The certification requirement effectively creates a pre-market authorization gate, but the bill does not establish the certification process, the standards to be applied, or how accuracy is to be demonstrated. The requirement that the algorithm not be the only diagnostic method available introduces an alternative-availability condition that could preclude algorithmic diagnosis in clinical scenarios where no conventional alternative exists.
(1)–(3) 2 Sec. 6.34. Diagnostic algorithm. Before using any diagnostic algorithm to diagnose a patient, a hospital licensed under this Act must first confirm all of the following: (1) The diagnostic algorithm has been certified by the Department of Public Health and the Department of Innovation and Technology. (2) The diagnostic algorithm has been shown to achieve as or more accurate diagnostic results than other diagnostic means. (3) The diagnostic algorithm is not the only method of diagnosis available to a patient.
This section mirrors the obligations imposed on the University of Illinois Hospital in 110 ILCS 330/8h, extending identical pre-use conditions to all hospitals licensed under the Hospital Licensing Act. The three conditions — regulatory certification, demonstrated accuracy parity, and availability of alternative diagnostic methods — apply before any hospital may use a diagnostic algorithm on a patient.

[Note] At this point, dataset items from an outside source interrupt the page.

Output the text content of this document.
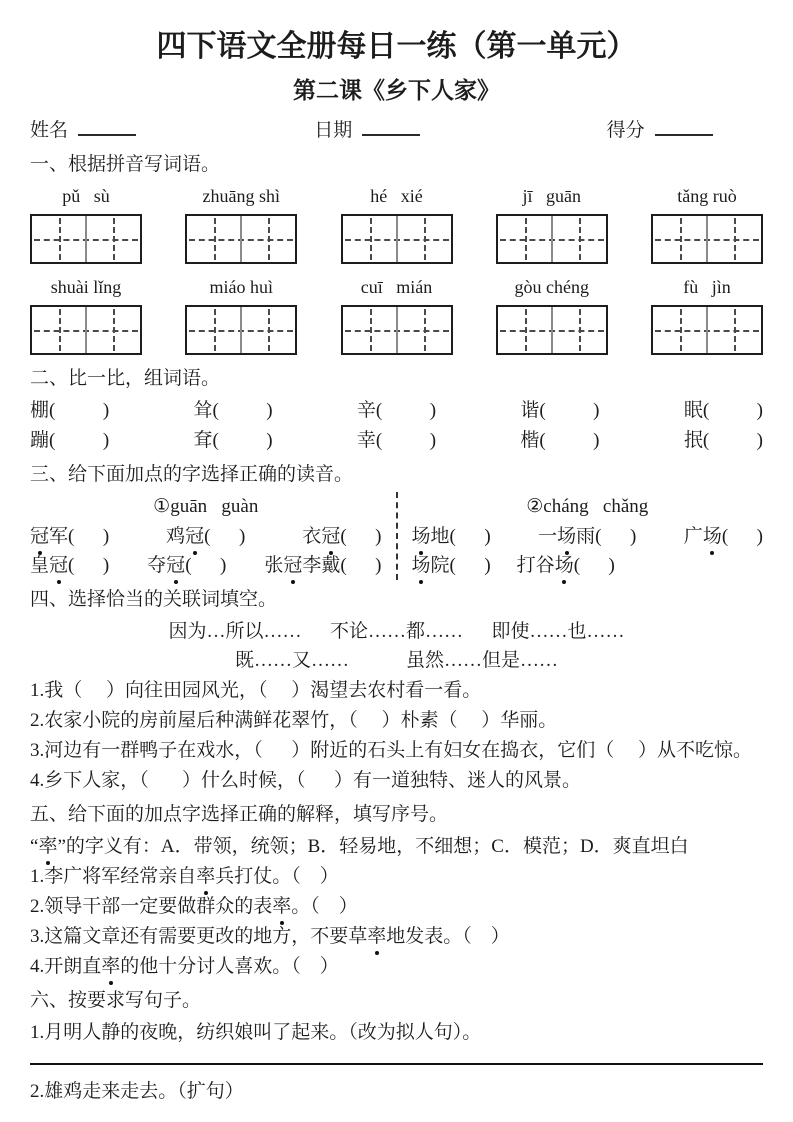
四下语文全册每日一练（第一单元）
第二课《乡下人家》
姓名	日期	得分
一、根据拼音写词语。
pǔ   sù	zhuāng shì	hé   xié	jī   guān	tǎng ruò
shuài lǐng	miáo huì	cuī   mián	gòu chéng	fù   jìn
二、比一比，组词语。
棚(          )	耸(          )	辛(          )	谐(          )	眠(          )
蹦(          )	耷(          )	幸(          )	楷(          )	抿(          )
三、给下面加点的字选择正确的读音。
①guān   guàn
冠军(      )	鸡冠(      )	衣冠(      )
皇冠(      ) 夺冠(      ) 张冠李戴(      )
②cháng   chǎng
场地(      ) 一场雨(      ) 广场(      )
场院(      ) 打谷场(      )
四、选择恰当的关联词填空。
因为…所以……      不论……都……      即使……也……
既……又……            虽然……但是……

1.我（     ）向往田园风光，（     ）渴望去农村看一看。

2.农家小院的房前屋后种满鲜花翠竹，（     ）朴素（     ）华丽。

3.河边有一群鸭子在戏水，（      ）附近的石头上有妇女在捣衣，它们（     ）从不吃惊。

4.乡下人家，（       ）什么时候，（      ）有一道独特、迷人的风景。

五、给下面的加点字选择正确的解释，填写序号。

“率”的字义有：A．带领，统领；B．轻易地，不细想；C．模范；D．爽直坦白

1.李广将军经常亲自率兵打仗。（    ）

2.领导干部一定要做群众的表率。（    ）

3.这篇文章还有需要更改的地方，不要草率地发表。（    ）

4.开朗直率的他十分讨人喜欢。（    ）

六、按要求写句子。

1.月明人静的夜晚，纺织娘叫了起来。（改为拟人句）。

2.雄鸡走来走去。（扩句）
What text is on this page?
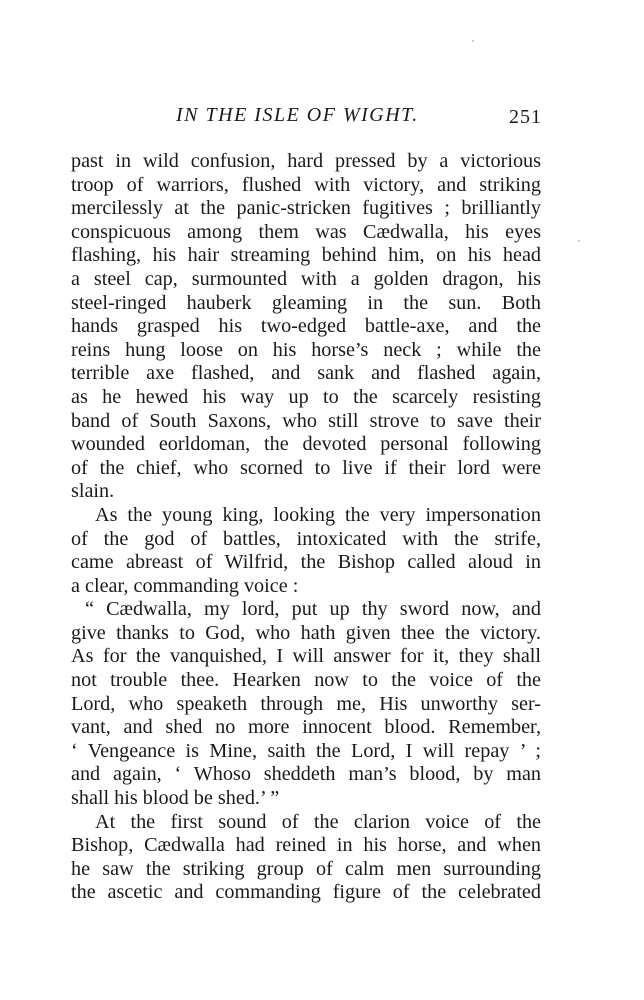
IN THE ISLE OF WIGHT.	251
past in wild confusion, hard pressed by a victorious
troop of warriors, flushed with victory, and striking
mercilessly at the panic-stricken fugitives ; brilliantly
conspicuous among them was Cædwalla, his eyes
flashing, his hair streaming behind him, on his head
a steel cap, surmounted with a golden dragon, his
steel-ringed hauberk gleaming in the sun. Both
hands grasped his two-edged battle-axe, and the
reins hung loose on his horse’s neck ; while the
terrible axe flashed, and sank and flashed again,
as he hewed his way up to the scarcely resisting
band of South Saxons, who still strove to save their
wounded eorldoman, the devoted personal following
of the chief, who scorned to live if their lord were
slain.
As the young king, looking the very impersonation
of the god of battles, intoxicated with the strife,
came abreast of Wilfrid, the Bishop called aloud in
a clear, commanding voice :
“ Cædwalla, my lord, put up thy sword now, and
give thanks to God, who hath given thee the victory.
As for the vanquished, I will answer for it, they shall
not trouble thee. Hearken now to the voice of the
Lord, who speaketh through me, His unworthy ser-
vant, and shed no more innocent blood. Remember,
‘ Vengeance is Mine, saith the Lord, I will repay ’ ;
and again, ‘ Whoso sheddeth man’s blood, by man
shall his blood be shed.’ ”
At the first sound of the clarion voice of the
Bishop, Cædwalla had reined in his horse, and when
he saw the striking group of calm men surrounding
the ascetic and commanding figure of the celebrated
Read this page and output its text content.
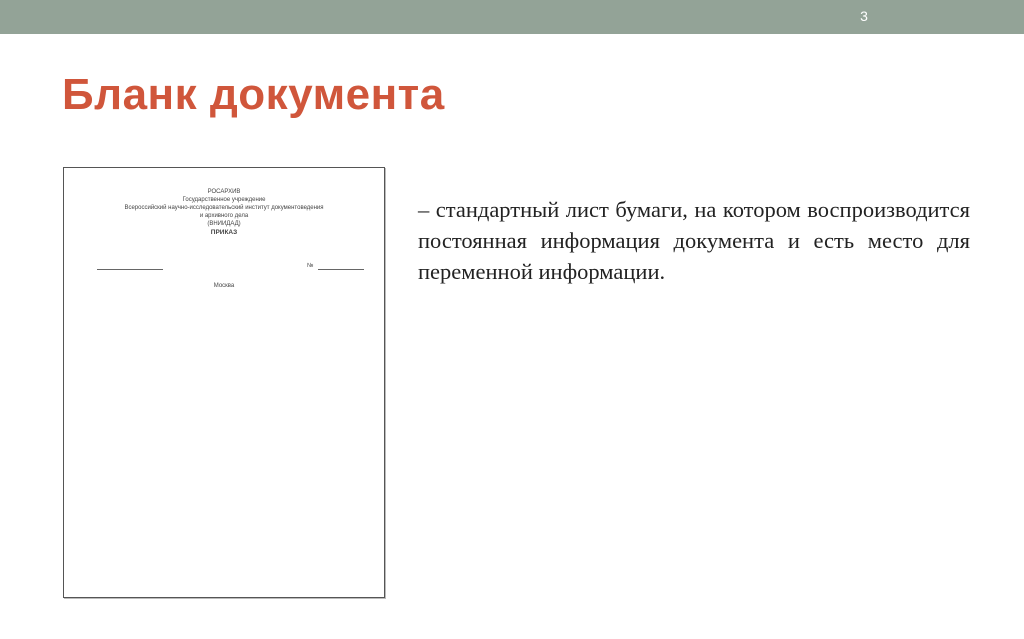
3
Бланк документа
РОСАРХИВ
Государственное учреждение
Всероссийский научно-исследовательский институт документоведения
и архивного дела
(ВНИИДАД)
ПРИКАЗ
№
Москва

– стандартный лист бумаги, на котором воспроизводится постоянная информация документа и есть место для переменной информации.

Because this section is substantively identical to the University of Illinois Hospital provision, its practical effect is to ensure that both the single state-university hospital and the broader universe of privately and publicly licensed hospitals are subject to the same algorithmic diagnostic gating requirements.
3 Sec. 3.5. Diagnostic algorithm. A patient has the right to be told when a diagnostic algorithm will be used to diagnose him or her.
(1)–(2) 4 Before a diagnostic algorithm is used to diagnose a patient, the patient must first: (1) be presented with the option of being diagnosed without the diagnostic algorithm; and (2) consent to the diagnostic algorithm's use.
This section amends the Medical Patient Rights Act to establish three patient-facing rights when a diagnostic algorithm is used. First, the patient has the right to be told that a diagnostic algorithm will be used — a pre-decision notification requirement. Second, the patient must be presented with the option of being diagnosed without the algorithm, ensuring an alternative pathway is not merely available (as required by the hospital-side provisions) but is affirmatively offered to the patient. Third, the patient must consent to the algorithm's use before it is deployed.
Together with the hospital-obligation sections, this section creates a two-sided framework: hospitals must verify certification and accuracy before offering algorithmic diagnosis, and patients must be informed, offered an alternative, and must affirmatively consent before the algorithm is used. The consent and notification requirements have no specified form (written vs. oral) and no exception for emergency circumstances.